The judgment call is whether the case is *actually* line-prefix or only looks
it. A heading is a prefix; a heading you want demoted **with its subtree**, or a
match you must re-emit as valid Markdown, is structure — mq's row even when the
match looks like a prefix.

## Setup

mq is a single static binary, not preinstalled. Install on first use (idempotent
— exits early if already present, ~1s, no build step):

```bash
bash /mnt/skills/user/querying-markdown/scripts/install-mq.sh
```

This drops the pinned `mq` release into `/usr/local/bin`. Override the version
with `MQ_VERSION=vX.Y.Z`.

## Usage

```bash
mq 'QUERY' file.md          # query a file
cat file.md | mq 'QUERY'    # query stdin
mq repl                     # interactive REPL — use to test syntax fast
```

A node stream flows left→right through `|`. Selectors (`.h`, `.code`, `.link`)
pick nodes; functions (`to_text`, `slugify`, `map`, `len`) transform them.
`self` is the current node.

```bash
mq '.h2 | to_text()' README.md            # every H2 as plain text
mq '.code("python") | to_text()' file.md  # all python code blocks
mq '.h.level' file.md                     # heading depth per heading
mq -F json '.h2 | to_text()' file.md      # results as JSON
mq '.h2 | to_text()' file.md | wc -l      # count matches (reliable idiom)
```

## Empirical findings

Measured 2026-06-04 against a full public-domain KJV Bible (66 files, 4.28 MB).

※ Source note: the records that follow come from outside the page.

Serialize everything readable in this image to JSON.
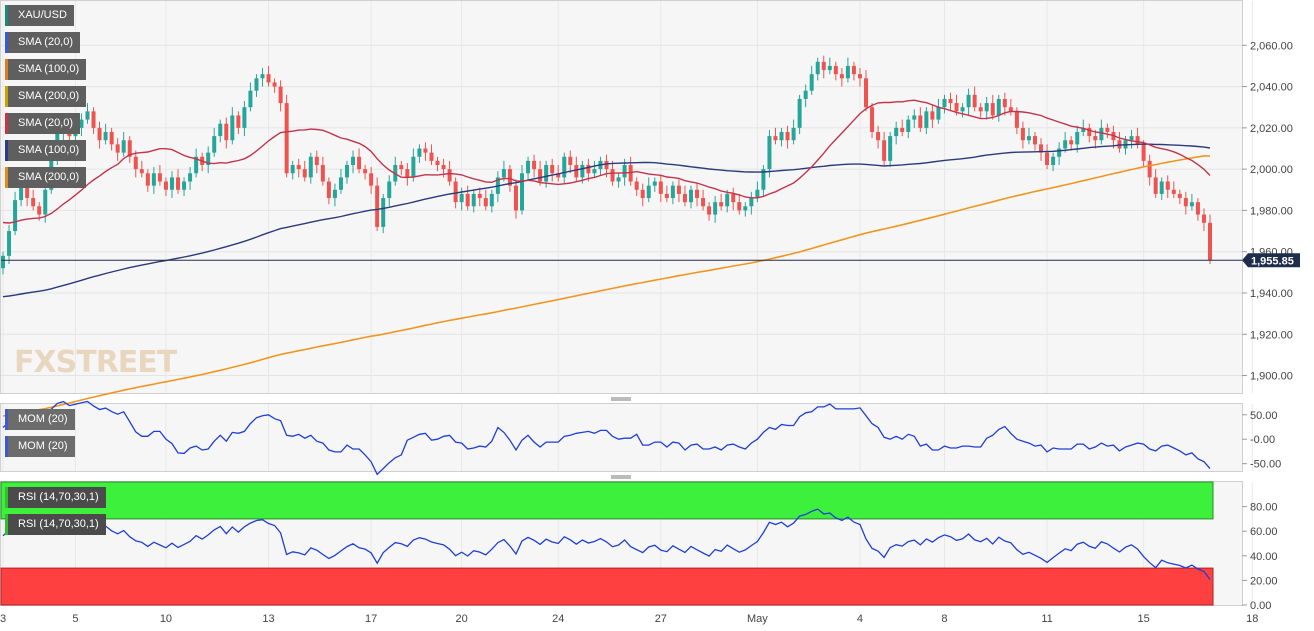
{
  "symbol": "XAU/USD",
  "watermark": {
    "fx": "FX",
    "street": "STREET"
  },
  "legends": {
    "main": [
      {
        "label": "XAU/USD",
        "color": "#1b8a7a"
      },
      {
        "label": "SMA (20,0)",
        "color": "#3b5bd6"
      },
      {
        "label": "SMA (100,0)",
        "color": "#e07a1f"
      },
      {
        "label": "SMA (200,0)",
        "color": "#c9a000"
      },
      {
        "label": "SMA (20,0)",
        "color": "#cc3344"
      },
      {
        "label": "SMA (100,0)",
        "color": "#2b3a8a"
      },
      {
        "label": "SMA (200,0)",
        "color": "#e08a1f"
      }
    ],
    "mom": [
      {
        "label": "MOM (20)",
        "color": "#3b5bd6"
      },
      {
        "label": "MOM (20)",
        "color": "#3b5bd6"
      }
    ],
    "rsi": [
      {
        "label": "RSI (14,70,30,1)",
        "color": "#2fbf2f"
      },
      {
        "label": "RSI (14,70,30,1)",
        "color": "#2fbf2f"
      }
    ]
  },
  "colors": {
    "up": "#26a69a",
    "down": "#ef5350",
    "sma20": "#c2344c",
    "sma100": "#2b3a7a",
    "sma200": "#f0961e",
    "momentum": "#1f3fd6",
    "rsi": "#1f3fd6",
    "overbought": "#3cf03c",
    "oversold": "#ff4040",
    "price_label_bg": "#1f2d4d"
  },
  "chart_data": [
    {
      "type": "candlestick",
      "panel": "price",
      "y_ticks": [
        "2,060.00",
        "2,040.00",
        "2,020.00",
        "2,000.00",
        "1,980.00",
        "1,960.00",
        "1,940.00",
        "1,920.00",
        "1,900.00"
      ],
      "y_tick_values": [
        2060,
        2040,
        2020,
        2000,
        1980,
        1960,
        1940,
        1920,
        1900
      ],
      "ylim": [
        1893,
        2080
      ],
      "last_price": 1955.85,
      "last_price_label": "1,955.85",
      "x_labels": [
        "3",
        "5",
        "10",
        "13",
        "17",
        "20",
        "24",
        "27",
        "May",
        "4",
        "8",
        "11",
        "15",
        "18"
      ],
      "x_label_bars": [
        0,
        12,
        27,
        44,
        61,
        76,
        92,
        109,
        125,
        142,
        156,
        173,
        189,
        207
      ],
      "closes": [
        1958,
        1970,
        1985,
        1992,
        1986,
        1982,
        1978,
        1990,
        2005,
        2018,
        2023,
        2016,
        2020,
        2024,
        2028,
        2020,
        2014,
        2018,
        2012,
        2008,
        2014,
        2006,
        2000,
        1998,
        1992,
        1998,
        1994,
        1990,
        1996,
        1990,
        1994,
        1998,
        2006,
        2002,
        2008,
        2016,
        2022,
        2014,
        2026,
        2020,
        2030,
        2038,
        2044,
        2046,
        2042,
        2040,
        2032,
        1998,
        2002,
        2000,
        1996,
        2006,
        2002,
        1994,
        1986,
        1990,
        1996,
        2002,
        2006,
        2000,
        1998,
        1992,
        1972,
        1986,
        1994,
        2002,
        2000,
        1996,
        2006,
        2010,
        2008,
        2004,
        2002,
        2000,
        1994,
        1984,
        1988,
        1982,
        1988,
        1986,
        1982,
        1988,
        1996,
        2000,
        1992,
        1980,
        1998,
        2004,
        2000,
        1994,
        2002,
        1998,
        1996,
        2006,
        2002,
        1996,
        2002,
        1998,
        2000,
        2004,
        2000,
        1994,
        1996,
        2002,
        1994,
        1990,
        1986,
        1992,
        1994,
        1988,
        1986,
        1992,
        1988,
        1984,
        1990,
        1986,
        1982,
        1978,
        1984,
        1982,
        1988,
        1984,
        1980,
        1982,
        1986,
        1990,
        2000,
        2016,
        2014,
        2018,
        2014,
        2020,
        2034,
        2038,
        2046,
        2052,
        2048,
        2050,
        2046,
        2044,
        2050,
        2046,
        2044,
        2030,
        2018,
        2014,
        2004,
        2016,
        2020,
        2018,
        2024,
        2026,
        2020,
        2028,
        2024,
        2030,
        2034,
        2032,
        2028,
        2030,
        2036,
        2030,
        2028,
        2032,
        2026,
        2034,
        2030,
        2028,
        2020,
        2014,
        2016,
        2012,
        2008,
        2002,
        2006,
        2010,
        2014,
        2012,
        2018,
        2020,
        2016,
        2014,
        2020,
        2018,
        2014,
        2010,
        2014,
        2016,
        2012,
        2004,
        1996,
        1988,
        1994,
        1990,
        1988,
        1986,
        1982,
        1984,
        1978,
        1974,
        1956
      ],
      "mom_ticks": [
        "50.00",
        "-0.00",
        "-50.00"
      ],
      "mom_tick_values": [
        50,
        0,
        -50
      ],
      "rsi_ticks": [
        "80.00",
        "60.00",
        "40.00",
        "20.00",
        "0.00"
      ],
      "rsi_tick_values": [
        80,
        60,
        40,
        20,
        0
      ],
      "rsi_levels": {
        "overbought": 70,
        "oversold": 30
      }
    }
  ]
}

**Parse-bound, not query-bound.** mq reparses the whole document on every
invocation; latency tracks document *size*, not selector or match count. On the
4.28 MB file every query — whether it returned 66 matches or 32,418 — ran
~3.2–3.3 s (~1.3 MB/s); on a normal-sized doc it is single-digit ms. Never loop
mq per query over a large corpus: extract once with `-F json` and work on the
result, or accept a constant per-call parse tax.

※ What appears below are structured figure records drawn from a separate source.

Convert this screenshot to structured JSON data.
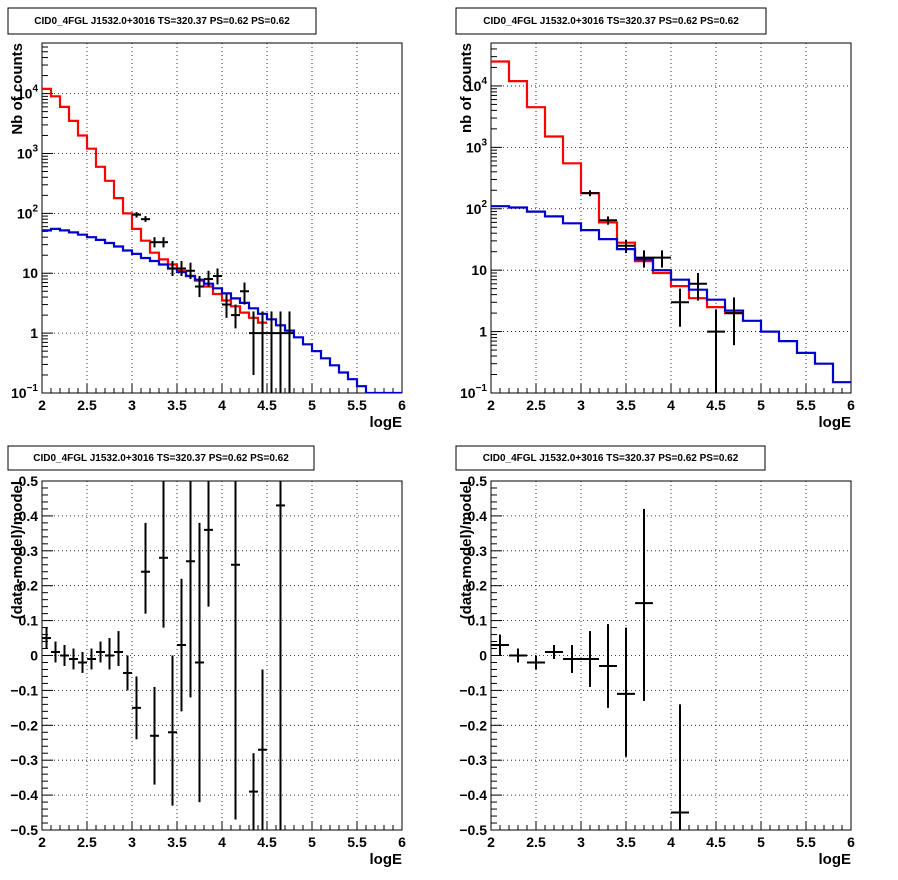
{
  "chart_data": [
    {
      "type": "line",
      "title": "CID0_4FGL J1532.0+3016 TS=320.37 PS=0.62 PS=0.62",
      "xlabel": "logE",
      "ylabel": "Nb of counts",
      "xlim": [
        2,
        6
      ],
      "ylim": [
        0.1,
        70000
      ],
      "yscale": "log",
      "grid": true,
      "xticks": [
        "2",
        "2.5",
        "3",
        "3.5",
        "4",
        "4.5",
        "5",
        "5.5",
        "6"
      ],
      "yticks": [
        {
          "v": 0.1,
          "t": "10",
          "sup": "−1"
        },
        {
          "v": 1,
          "t": "1",
          "sup": ""
        },
        {
          "v": 10,
          "t": "10",
          "sup": ""
        },
        {
          "v": 100,
          "t": "10",
          "sup": "2"
        },
        {
          "v": 1000,
          "t": "10",
          "sup": "3"
        },
        {
          "v": 10000,
          "t": "10",
          "sup": "4"
        }
      ],
      "series": [
        {
          "color": "#ff0000",
          "binwidth": 0.1,
          "x": [
            2.0,
            2.1,
            2.2,
            2.3,
            2.4,
            2.5,
            2.6,
            2.7,
            2.8,
            2.9,
            3.0,
            3.1,
            3.2,
            3.3,
            3.4,
            3.5,
            3.6,
            3.7,
            3.8,
            3.9,
            4.0,
            4.1,
            4.2,
            4.3,
            4.4
          ],
          "y": [
            12000,
            9000,
            6000,
            3500,
            2000,
            1200,
            600,
            350,
            180,
            100,
            55,
            35,
            22,
            17,
            14,
            11,
            9,
            7.5,
            6,
            4.5,
            3.5,
            2.8,
            2.2,
            1.8,
            1.5
          ]
        },
        {
          "color": "#0000cc",
          "binwidth": 0.1,
          "x": [
            2.0,
            2.1,
            2.2,
            2.3,
            2.4,
            2.5,
            2.6,
            2.7,
            2.8,
            2.9,
            3.0,
            3.1,
            3.2,
            3.3,
            3.4,
            3.5,
            3.6,
            3.7,
            3.8,
            3.9,
            4.0,
            4.1,
            4.2,
            4.3,
            4.4,
            4.5,
            4.6,
            4.7,
            4.8,
            4.9,
            5.0,
            5.1,
            5.2,
            5.3,
            5.4,
            5.5,
            5.6,
            5.7,
            5.8,
            5.9
          ],
          "y": [
            52,
            55,
            52,
            48,
            44,
            40,
            36,
            32,
            28,
            24,
            21,
            18,
            16,
            14,
            12,
            10.5,
            9,
            7.8,
            6.7,
            5.6,
            4.6,
            3.8,
            3.2,
            2.6,
            2.1,
            1.7,
            1.35,
            1.1,
            0.85,
            0.65,
            0.5,
            0.38,
            0.29,
            0.22,
            0.17,
            0.13,
            0.1,
            0.1,
            0.1,
            0.1
          ]
        },
        {
          "color": "#000000",
          "kind": "points",
          "x": [
            3.05,
            3.15,
            3.25,
            3.35,
            3.45,
            3.55,
            3.65,
            3.75,
            3.85,
            3.95,
            4.05,
            4.15,
            4.25,
            4.35,
            4.45,
            4.55,
            4.65,
            4.75
          ],
          "y": [
            95,
            80,
            33,
            33,
            12,
            12,
            11,
            6,
            8,
            9,
            3,
            2,
            5,
            1,
            1,
            1,
            1,
            1
          ],
          "lo": [
            85,
            72,
            27,
            27,
            9,
            9,
            8,
            4,
            6,
            6.5,
            1.8,
            1.2,
            3,
            0.2,
            0.1,
            0.1,
            0.1,
            0.1
          ],
          "hi": [
            105,
            90,
            40,
            40,
            16,
            16,
            15,
            9,
            11,
            12,
            4.5,
            3,
            7,
            2.3,
            2.3,
            2.3,
            2.3,
            2.3
          ]
        }
      ]
    },
    {
      "type": "line",
      "title": "CID0_4FGL J1532.0+3016 TS=320.37 PS=0.62 PS=0.62",
      "xlabel": "logE",
      "ylabel": "nb of counts",
      "xlim": [
        2,
        6
      ],
      "ylim": [
        0.1,
        50000
      ],
      "yscale": "log",
      "grid": true,
      "xticks": [
        "2",
        "2.5",
        "3",
        "3.5",
        "4",
        "4.5",
        "5",
        "5.5",
        "6"
      ],
      "yticks": [
        {
          "v": 0.1,
          "t": "10",
          "sup": "−1"
        },
        {
          "v": 1,
          "t": "1",
          "sup": ""
        },
        {
          "v": 10,
          "t": "10",
          "sup": ""
        },
        {
          "v": 100,
          "t": "10",
          "sup": "2"
        },
        {
          "v": 1000,
          "t": "10",
          "sup": "3"
        },
        {
          "v": 10000,
          "t": "10",
          "sup": "4"
        }
      ],
      "series": [
        {
          "color": "#ff0000",
          "binwidth": 0.2,
          "x": [
            2.0,
            2.2,
            2.4,
            2.6,
            2.8,
            3.0,
            3.2,
            3.4,
            3.6,
            3.8,
            4.0,
            4.2,
            4.4,
            4.6
          ],
          "y": [
            25000,
            12000,
            4500,
            1500,
            550,
            180,
            60,
            28,
            14,
            9,
            5.5,
            3.5,
            2.5,
            2
          ]
        },
        {
          "color": "#0000cc",
          "binwidth": 0.2,
          "x": [
            2.0,
            2.2,
            2.4,
            2.6,
            2.8,
            3.0,
            3.2,
            3.4,
            3.6,
            3.8,
            4.0,
            4.2,
            4.4,
            4.6,
            4.8,
            5.0,
            5.2,
            5.4,
            5.6,
            5.8
          ],
          "y": [
            110,
            105,
            90,
            75,
            58,
            45,
            32,
            22,
            15,
            10,
            7,
            4.8,
            3.3,
            2.2,
            1.5,
            1.0,
            0.7,
            0.45,
            0.3,
            0.15
          ]
        },
        {
          "color": "#000000",
          "kind": "points",
          "x": [
            3.1,
            3.3,
            3.5,
            3.7,
            3.9,
            4.1,
            4.3,
            4.5,
            4.7
          ],
          "y": [
            180,
            65,
            25,
            16,
            16,
            3,
            6,
            1,
            2
          ],
          "lo": [
            160,
            55,
            19,
            11,
            11,
            1.2,
            3.2,
            0.1,
            0.6
          ],
          "hi": [
            200,
            75,
            31,
            21,
            21,
            5,
            9,
            2.3,
            3.6
          ]
        }
      ]
    },
    {
      "type": "scatter",
      "title": "CID0_4FGL J1532.0+3016 TS=320.37 PS=0.62 PS=0.62",
      "xlabel": "logE",
      "ylabel": "(data-model)/model",
      "xlim": [
        2,
        6
      ],
      "ylim": [
        -0.5,
        0.5
      ],
      "grid": true,
      "xticks": [
        "2",
        "2.5",
        "3",
        "3.5",
        "4",
        "4.5",
        "5",
        "5.5",
        "6"
      ],
      "yticks": [
        "−0.5",
        "−0.4",
        "−0.3",
        "−0.2",
        "−0.1",
        "0",
        "0.1",
        "0.2",
        "0.3",
        "0.4",
        "0.5"
      ],
      "points": {
        "x": [
          2.05,
          2.15,
          2.25,
          2.35,
          2.45,
          2.55,
          2.65,
          2.75,
          2.85,
          2.95,
          3.05,
          3.15,
          3.25,
          3.35,
          3.45,
          3.55,
          3.65,
          3.75,
          3.85,
          4.15,
          4.35,
          4.45,
          4.65
        ],
        "y": [
          0.05,
          0.01,
          0.0,
          -0.01,
          -0.02,
          -0.01,
          0.01,
          0.0,
          0.01,
          -0.05,
          -0.15,
          0.24,
          -0.23,
          0.28,
          -0.22,
          0.03,
          0.27,
          -0.02,
          0.36,
          0.26,
          -0.39,
          -0.27,
          0.43
        ],
        "lo": [
          0.02,
          -0.02,
          -0.03,
          -0.04,
          -0.05,
          -0.04,
          -0.02,
          -0.04,
          -0.03,
          -0.1,
          -0.24,
          0.12,
          -0.37,
          0.08,
          -0.43,
          -0.16,
          -0.12,
          -0.42,
          0.14,
          -0.47,
          -0.5,
          -0.5,
          -0.5
        ],
        "hi": [
          0.08,
          0.04,
          0.03,
          0.02,
          0.01,
          0.02,
          0.04,
          0.05,
          0.07,
          0.0,
          -0.06,
          0.38,
          -0.09,
          0.5,
          0.0,
          0.22,
          0.5,
          0.38,
          0.5,
          0.5,
          -0.28,
          -0.04,
          0.5
        ]
      }
    },
    {
      "type": "scatter",
      "title": "CID0_4FGL J1532.0+3016 TS=320.37 PS=0.62 PS=0.62",
      "xlabel": "logE",
      "ylabel": "(data-model)/model",
      "xlim": [
        2,
        6
      ],
      "ylim": [
        -0.5,
        0.5
      ],
      "grid": true,
      "xticks": [
        "2",
        "2.5",
        "3",
        "3.5",
        "4",
        "4.5",
        "5",
        "5.5",
        "6"
      ],
      "yticks": [
        "−0.5",
        "−0.4",
        "−0.3",
        "−0.2",
        "−0.1",
        "0",
        "0.1",
        "0.2",
        "0.3",
        "0.4",
        "0.5"
      ],
      "points": {
        "x": [
          2.1,
          2.3,
          2.5,
          2.7,
          2.9,
          3.1,
          3.3,
          3.5,
          3.7,
          4.1
        ],
        "y": [
          0.03,
          0.0,
          -0.02,
          0.01,
          -0.01,
          -0.01,
          -0.03,
          -0.11,
          0.15,
          -0.45
        ],
        "lo": [
          0.0,
          -0.02,
          -0.04,
          -0.01,
          -0.05,
          -0.09,
          -0.15,
          -0.29,
          -0.13,
          -0.5
        ],
        "hi": [
          0.06,
          0.02,
          0.0,
          0.03,
          0.03,
          0.07,
          0.09,
          0.08,
          0.42,
          -0.14
        ]
      }
    }
  ]
}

**Selectors return nodes, not your domain concepts.** `.h2` over the KJV
returned 1,250 nodes — 1,184 chapter headings plus 66 `eof` markers the source
appended per file, while single-chapter books emitted no chapter heading at all.
`.text` also pulled heading text into the paragraph stream. A raw selector count
is a *node* count; map it to your concept with an explicit predicate
(e.g. `grep -E '^[0-9]+ '` for verses) and check it against a known total before
trusting the number.

**An empty result is ambiguous.** Zero output means *either* the selector
matched nothing *or* mq never ran — a wrapper like `time`/`env` failed in `dash`,
or a malformed heredoc swallowed the command. Re-run the bare
`mq 'QUERY' file.md` before concluding a selector or function is broken.
(Self-inflicted 2026-06-04: a `time: not found` shell error read as a
`to_text()` defect; `to_text()` on code blocks works.)

## Reference

Selector aliases, the built-in function library, table-of-contents and
transform recipes, in-place-edit caveats, and CLI flags live in
[references/cheatsheet.md](references/cheatsheet.md). Read it before writing a
non-trivial query — the dialect is jq-*like*, not jq, so the function names
differ. When unsure of syntax, `mq repl` gives instant feedback.